Tagesgeldkonto Basiswissen

Das Tagesgeldkonto dürfte den meisten Menschen sicherlich schon einmal begegnet sein, gibt es doch kaum noch eine Bank, die ihren Kunden das Tagesgeld als Anlageprodukt vorenthält. Allerdings unterscheiden sich die Tagesgeldkonten der verschiedenen Banken mitunter recht deutlich. Sehr große Unterschiede gibt es beispielsweise in der Verzinsung der Einlagen oder bei der Sicherheit der Einlagen auf einem Tagesgeldkonto. Auch die anfallenden Kosten können sich von Bank zu Bank teilweise ganz erheblich unterscheiden.

Verzinsung beim Tagesgeldkonto:
Tagesgeldkonten sind variabel verzinste Produkte, bei denen der Zinssatz, anders als bei Festgeldkonten, jederzeit durch die Bank verändert werden kann. Die Höhe der Zinsen orientiert sich vor allem an den aktuellen Leitzinsen, sodass eine Änderung der Leitzinsen meist unweigerlich zu einer Änderung der Tagesgeldzinsen führt. Die Änderung der Tagesgeldzinsen erfolgt tendenziell analog der Leitzinsentwicklung mit einer Verzögerung von bis zu 3 Monaten. Neben den Leitzinsen hat auch die Konkurrenzsituation einen hohen Einfluss auf die Tagesgeldzinsen. In Deutschland werden teilweise sehr hohe Zinsen für Tagesgeld gezahlt, da viele Banken um die Kunden konkurrieren und sich gegenseitig überbieten. Tendenziell sind die Zinsen bei Direktbanken und Banken deutlich höher als bei konventionellen Filialbanken aus dem Inland.
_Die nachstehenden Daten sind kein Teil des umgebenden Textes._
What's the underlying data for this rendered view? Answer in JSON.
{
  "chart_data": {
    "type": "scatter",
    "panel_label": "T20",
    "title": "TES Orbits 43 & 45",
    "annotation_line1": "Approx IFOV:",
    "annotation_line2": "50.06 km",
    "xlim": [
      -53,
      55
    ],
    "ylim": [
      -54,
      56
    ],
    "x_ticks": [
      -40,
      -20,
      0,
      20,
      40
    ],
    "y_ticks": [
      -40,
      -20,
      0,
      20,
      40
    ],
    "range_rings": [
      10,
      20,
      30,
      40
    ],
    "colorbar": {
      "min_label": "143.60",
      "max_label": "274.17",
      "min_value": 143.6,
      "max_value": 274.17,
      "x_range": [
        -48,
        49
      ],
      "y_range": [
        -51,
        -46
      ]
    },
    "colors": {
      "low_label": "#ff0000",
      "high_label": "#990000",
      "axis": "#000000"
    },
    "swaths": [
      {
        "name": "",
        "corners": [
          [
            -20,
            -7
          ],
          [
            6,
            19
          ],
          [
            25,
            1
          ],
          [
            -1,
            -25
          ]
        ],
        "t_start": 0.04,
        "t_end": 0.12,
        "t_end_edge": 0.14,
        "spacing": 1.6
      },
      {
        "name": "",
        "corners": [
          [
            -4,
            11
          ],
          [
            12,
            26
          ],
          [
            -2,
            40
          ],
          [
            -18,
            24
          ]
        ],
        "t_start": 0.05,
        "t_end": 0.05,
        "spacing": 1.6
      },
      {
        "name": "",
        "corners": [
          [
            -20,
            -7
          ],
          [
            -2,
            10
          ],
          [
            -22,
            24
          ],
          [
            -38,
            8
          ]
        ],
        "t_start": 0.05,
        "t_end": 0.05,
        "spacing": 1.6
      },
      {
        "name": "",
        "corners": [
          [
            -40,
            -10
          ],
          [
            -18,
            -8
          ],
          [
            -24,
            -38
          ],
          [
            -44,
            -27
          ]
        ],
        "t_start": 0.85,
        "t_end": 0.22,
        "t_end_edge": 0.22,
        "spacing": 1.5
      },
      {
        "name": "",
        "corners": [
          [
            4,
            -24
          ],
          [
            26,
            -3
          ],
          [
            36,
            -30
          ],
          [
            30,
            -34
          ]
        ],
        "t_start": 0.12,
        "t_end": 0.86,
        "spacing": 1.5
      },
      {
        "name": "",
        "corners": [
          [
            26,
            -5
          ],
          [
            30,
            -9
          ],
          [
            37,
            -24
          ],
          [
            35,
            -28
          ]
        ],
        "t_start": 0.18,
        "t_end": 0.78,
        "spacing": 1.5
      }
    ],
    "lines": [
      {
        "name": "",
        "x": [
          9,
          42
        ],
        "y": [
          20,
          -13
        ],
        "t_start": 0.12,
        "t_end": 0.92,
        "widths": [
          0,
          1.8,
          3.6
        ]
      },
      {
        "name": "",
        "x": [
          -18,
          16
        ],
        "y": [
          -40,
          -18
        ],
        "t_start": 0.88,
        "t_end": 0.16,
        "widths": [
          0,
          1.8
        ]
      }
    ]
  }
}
Allerdings muss der Kunde hier oft Abstriche bei der Einlagensicherung oder beim Kundenservice in Kauf nehmen.

Verfügbarkeit der Einlagen:
Bei der Liquidität sind Tagesgeldkonten nicht zu übertreffen. Die Einlagen auf Tagesgeldkonten sind jederzeit in voller Höhe verfügbar, sodass keine Kündigungsfrist eingehalten werden muss. Darin unterscheiden sie sich vor allem von Sparbüchern, bei denen die monatliche Verfügung ohne Einhaltung einer Kündigungsfrist auf 2.000 Euro begrenzt ist.

Sicherheit der Einlagen:
Bei der Einlagensicherheit hat sich im Jahr 2008 eine große Veränderung zugetragen. Durch die Finanzkrise und die Angst vieler Menschen, dass Banken reihenweise insolvent werden könnten, hat die Bundesregierung die Begrenzung der staatlichen Einlagensicherung aufgehoben und eine staatliche Garantie für alle Einlagen in unbegrenzter Höhe ausgesprochen. Demnach sind Tagesgeldkonten von deutschen Banken von der Sicherheit her mit Staatsanleihen der Bundesrepublik Deutschland vergleichbar. Bei Tagesgeldkonten von ausländischen Banken stellt sich die Situation hingegen etwas anders dar. Hier ist eine Einlagensicherung in diesem Umfang meist nicht gewährleistet.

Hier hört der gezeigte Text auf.